Gestione «opaca» dei beni confiscati a Torre Annunziata: con un blitz della Guardia di finanza negli uffici comunali oplontini sono stati acquisiti atti all'Ufficio Patrimonio. Verifiche anche sull'affidamento di Villa Cesarano ad una cooperativa. Potrebbero esserci state anomalie nella gestione dei tanti beni confiscati presenti sul territorio di Torre Annunziata. Una quarantina in totale, solo undici «recensiti» sul portale del Comune, altri addirittura mai sottratti alle famiglie di camorra che continuano a vivere in case che i giudici gli hanno tolto, con appena cinque procedure completate. Una gestione quantomeno «distratta» che era emersa già durante gli ultimi Comitati di ordine pubblico portati in città dalla Prefettura e incentrati proprio sull'emergenza criminalità. Aspro era stato lo scontro tra l'ex vicesindaco Lorenzo Diana e la polizia municipale, che non avrebbe mai ottemperato alla richiesta di un censimento dei beni confiscati avanzata dall'assessore con delega specifica, e che dopo un lungo braccio di ferro decise di dimettersi. Possibili rallentamenti, anomalie o irregolarità potrebbero aver segnato gli iter (spesso mai iniziati) di assegnazione dei tanti beni confiscati ai clan di camorra presenti in città.

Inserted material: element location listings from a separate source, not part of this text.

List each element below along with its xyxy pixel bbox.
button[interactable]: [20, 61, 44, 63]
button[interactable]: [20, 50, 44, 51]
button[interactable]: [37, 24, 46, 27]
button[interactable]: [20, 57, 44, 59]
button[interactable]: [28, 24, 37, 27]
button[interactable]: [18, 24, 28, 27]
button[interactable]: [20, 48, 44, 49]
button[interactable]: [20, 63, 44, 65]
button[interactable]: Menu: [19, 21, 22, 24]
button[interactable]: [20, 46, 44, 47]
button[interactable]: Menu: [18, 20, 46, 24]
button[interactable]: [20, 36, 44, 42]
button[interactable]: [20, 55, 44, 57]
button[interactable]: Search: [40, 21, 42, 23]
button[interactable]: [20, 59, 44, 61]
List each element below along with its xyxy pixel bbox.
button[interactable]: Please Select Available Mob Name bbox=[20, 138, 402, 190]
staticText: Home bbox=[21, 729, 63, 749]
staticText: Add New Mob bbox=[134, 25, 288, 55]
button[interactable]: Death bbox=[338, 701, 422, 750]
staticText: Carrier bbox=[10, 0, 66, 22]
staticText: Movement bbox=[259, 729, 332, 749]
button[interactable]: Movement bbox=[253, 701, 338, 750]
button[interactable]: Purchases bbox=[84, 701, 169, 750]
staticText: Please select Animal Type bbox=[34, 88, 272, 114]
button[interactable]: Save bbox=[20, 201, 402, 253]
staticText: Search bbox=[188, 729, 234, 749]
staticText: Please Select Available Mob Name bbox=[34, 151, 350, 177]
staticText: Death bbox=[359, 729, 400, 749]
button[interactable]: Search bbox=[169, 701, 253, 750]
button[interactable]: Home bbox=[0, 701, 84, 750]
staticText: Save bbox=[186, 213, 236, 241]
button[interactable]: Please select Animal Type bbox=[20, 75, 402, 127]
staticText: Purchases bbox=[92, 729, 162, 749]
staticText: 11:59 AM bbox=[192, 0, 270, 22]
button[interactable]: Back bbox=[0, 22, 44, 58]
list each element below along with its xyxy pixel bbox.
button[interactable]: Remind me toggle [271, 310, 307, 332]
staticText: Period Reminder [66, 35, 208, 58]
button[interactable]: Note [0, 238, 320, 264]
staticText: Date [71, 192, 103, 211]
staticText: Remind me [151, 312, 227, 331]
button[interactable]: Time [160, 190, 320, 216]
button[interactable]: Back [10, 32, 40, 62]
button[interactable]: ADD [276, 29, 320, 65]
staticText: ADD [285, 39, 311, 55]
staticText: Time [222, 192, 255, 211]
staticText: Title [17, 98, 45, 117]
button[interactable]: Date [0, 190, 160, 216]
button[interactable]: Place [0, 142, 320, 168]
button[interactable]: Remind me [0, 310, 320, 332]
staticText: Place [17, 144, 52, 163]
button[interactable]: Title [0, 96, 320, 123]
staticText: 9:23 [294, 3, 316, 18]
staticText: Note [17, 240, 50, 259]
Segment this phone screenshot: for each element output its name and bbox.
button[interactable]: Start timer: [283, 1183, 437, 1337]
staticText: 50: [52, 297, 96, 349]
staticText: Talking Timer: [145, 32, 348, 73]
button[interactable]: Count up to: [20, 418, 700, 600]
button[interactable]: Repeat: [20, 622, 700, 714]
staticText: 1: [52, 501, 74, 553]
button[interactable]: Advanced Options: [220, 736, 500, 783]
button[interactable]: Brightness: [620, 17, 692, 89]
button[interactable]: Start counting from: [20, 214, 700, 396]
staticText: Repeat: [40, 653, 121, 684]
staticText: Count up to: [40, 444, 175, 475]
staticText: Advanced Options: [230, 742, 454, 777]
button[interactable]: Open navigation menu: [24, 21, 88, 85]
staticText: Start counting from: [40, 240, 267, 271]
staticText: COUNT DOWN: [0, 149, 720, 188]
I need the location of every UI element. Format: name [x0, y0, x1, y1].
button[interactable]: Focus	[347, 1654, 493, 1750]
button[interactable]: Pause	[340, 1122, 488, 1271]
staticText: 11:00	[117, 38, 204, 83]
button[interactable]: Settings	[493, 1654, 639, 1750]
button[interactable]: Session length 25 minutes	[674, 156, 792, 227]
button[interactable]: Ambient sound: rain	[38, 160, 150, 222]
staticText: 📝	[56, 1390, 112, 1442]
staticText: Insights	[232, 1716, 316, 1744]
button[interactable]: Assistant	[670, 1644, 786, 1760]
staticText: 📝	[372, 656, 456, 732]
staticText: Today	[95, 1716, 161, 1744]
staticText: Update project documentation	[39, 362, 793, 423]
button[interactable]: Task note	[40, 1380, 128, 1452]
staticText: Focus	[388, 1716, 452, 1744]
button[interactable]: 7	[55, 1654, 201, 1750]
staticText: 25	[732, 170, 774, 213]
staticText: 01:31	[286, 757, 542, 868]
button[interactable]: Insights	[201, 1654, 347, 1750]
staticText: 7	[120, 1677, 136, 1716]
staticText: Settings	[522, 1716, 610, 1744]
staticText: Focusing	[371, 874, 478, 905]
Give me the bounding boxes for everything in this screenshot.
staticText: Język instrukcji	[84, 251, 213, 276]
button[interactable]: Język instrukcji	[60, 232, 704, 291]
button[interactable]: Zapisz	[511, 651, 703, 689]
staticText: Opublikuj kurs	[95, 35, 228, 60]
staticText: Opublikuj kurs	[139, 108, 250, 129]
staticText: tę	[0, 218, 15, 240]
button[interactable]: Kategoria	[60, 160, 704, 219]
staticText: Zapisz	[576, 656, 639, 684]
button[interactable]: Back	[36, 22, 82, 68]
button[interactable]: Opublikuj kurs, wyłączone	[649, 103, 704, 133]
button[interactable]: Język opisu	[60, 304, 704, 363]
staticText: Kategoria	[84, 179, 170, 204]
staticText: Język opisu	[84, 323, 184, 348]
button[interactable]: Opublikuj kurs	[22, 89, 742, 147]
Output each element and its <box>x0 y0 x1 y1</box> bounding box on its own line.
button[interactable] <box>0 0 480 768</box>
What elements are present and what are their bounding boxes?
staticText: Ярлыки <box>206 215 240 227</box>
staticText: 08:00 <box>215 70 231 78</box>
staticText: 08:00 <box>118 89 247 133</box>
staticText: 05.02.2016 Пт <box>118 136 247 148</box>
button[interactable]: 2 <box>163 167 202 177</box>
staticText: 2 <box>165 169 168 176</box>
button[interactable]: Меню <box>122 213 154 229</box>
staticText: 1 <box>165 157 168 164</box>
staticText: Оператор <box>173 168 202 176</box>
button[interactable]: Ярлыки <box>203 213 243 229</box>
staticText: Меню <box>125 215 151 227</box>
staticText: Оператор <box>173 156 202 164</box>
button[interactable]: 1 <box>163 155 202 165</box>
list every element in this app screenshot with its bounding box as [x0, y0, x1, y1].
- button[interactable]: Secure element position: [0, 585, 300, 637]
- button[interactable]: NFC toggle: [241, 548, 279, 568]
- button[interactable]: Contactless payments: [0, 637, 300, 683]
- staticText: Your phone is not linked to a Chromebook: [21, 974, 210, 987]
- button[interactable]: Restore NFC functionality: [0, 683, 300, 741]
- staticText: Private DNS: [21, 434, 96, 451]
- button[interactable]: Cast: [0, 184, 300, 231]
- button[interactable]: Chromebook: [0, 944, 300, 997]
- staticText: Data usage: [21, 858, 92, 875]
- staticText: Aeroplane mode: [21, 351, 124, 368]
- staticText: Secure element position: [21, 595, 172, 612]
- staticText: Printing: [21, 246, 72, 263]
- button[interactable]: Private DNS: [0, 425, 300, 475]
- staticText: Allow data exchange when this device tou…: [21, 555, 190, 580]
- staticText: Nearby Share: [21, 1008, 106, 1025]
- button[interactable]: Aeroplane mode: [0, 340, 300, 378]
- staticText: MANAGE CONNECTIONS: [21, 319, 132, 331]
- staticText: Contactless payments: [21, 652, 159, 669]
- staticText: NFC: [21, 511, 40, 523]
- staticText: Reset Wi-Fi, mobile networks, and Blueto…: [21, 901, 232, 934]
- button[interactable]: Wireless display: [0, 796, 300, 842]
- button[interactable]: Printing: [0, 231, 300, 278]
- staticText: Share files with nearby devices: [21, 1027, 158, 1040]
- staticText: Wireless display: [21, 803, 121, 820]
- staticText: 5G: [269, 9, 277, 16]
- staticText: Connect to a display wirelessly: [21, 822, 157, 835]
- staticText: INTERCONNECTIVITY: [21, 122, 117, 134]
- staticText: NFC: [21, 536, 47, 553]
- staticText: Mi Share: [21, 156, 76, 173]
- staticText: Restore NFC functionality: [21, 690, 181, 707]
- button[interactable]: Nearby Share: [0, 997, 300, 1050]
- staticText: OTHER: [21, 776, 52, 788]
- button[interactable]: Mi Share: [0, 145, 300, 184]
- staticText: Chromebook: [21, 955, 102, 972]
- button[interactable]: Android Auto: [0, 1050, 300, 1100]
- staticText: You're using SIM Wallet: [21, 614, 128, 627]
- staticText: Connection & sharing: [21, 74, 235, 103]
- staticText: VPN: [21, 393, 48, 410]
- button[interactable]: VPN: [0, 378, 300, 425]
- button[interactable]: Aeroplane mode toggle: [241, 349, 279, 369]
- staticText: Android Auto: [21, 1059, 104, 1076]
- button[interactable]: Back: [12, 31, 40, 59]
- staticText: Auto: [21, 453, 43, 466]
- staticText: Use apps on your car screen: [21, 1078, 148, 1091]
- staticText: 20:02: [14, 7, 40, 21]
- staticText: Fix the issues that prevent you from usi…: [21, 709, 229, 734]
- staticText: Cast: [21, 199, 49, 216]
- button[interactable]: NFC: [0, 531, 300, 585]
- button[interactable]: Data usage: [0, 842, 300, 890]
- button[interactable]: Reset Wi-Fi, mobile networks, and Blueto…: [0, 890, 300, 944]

Per questo, la Procura di Torre Annunziata guidata dal procuratore Nunzio Fragliasso ha deciso di aprire un'inchiesta, al momento contro ignoti e che non ipotizza reati.
I finanzieri del Gruppo oplontino, agli ordini del colonnello Gennaro Pino, hanno acquisito un'enorme mole di atti presso l'Ufficio Patrimonio di via Schito.
L'ultima procedura per affidare un bene confiscato è stata completata l'anno scorso, quando la cooperativa Metanova ha ottenuto l'ok per la realizzazione di un complesso progetto di restyling e riutilizzo della villa di traversa Andolfi che ospitò il latitante Ferdinando Cesarano, capo del clan di Castellammare, che era evaso dall'aula bunker di Salerno. Un progetto importante, che però riguarda un bene sottratto a un clan di camorra che a Torre Annunziata non ha alcun «potere». Per tutti gli altri beni, spesso non è mai iniziato nessun iter di recupero né di riutilizzo. Alcuni tra quelli non censiti non sono mai stati sottratti ai camorristi condannati in via definitiva, con i familiari che continuano a vivere all'interno di quelle case. Il tutto in una città, come Torre Annunziata, che ha bisogno come il pane di togliere terreno ai clan per riaffermare la legalità, concetto che in alcuni quartieri è scomparso da oltre quarant'anni. Per questo gli inquirenti adesso vogliono capire fino a che punto si è trattato di «malagestione» e dove iniziano possibili complicità da parte degli uffici comunali, gettando un'ombra l'ennesima sul Comune di Torre Annunziata, già travolto dallo scandalo delle mazzette che vede come protagonista l'ex dirigente dell'Ufficio Tecnico, l'ingegnere Nunzio Ariano, e sullo sfondo lo scambio continuo di telefonate e direttive con l'allora vicesindaco Luigi Ammendola.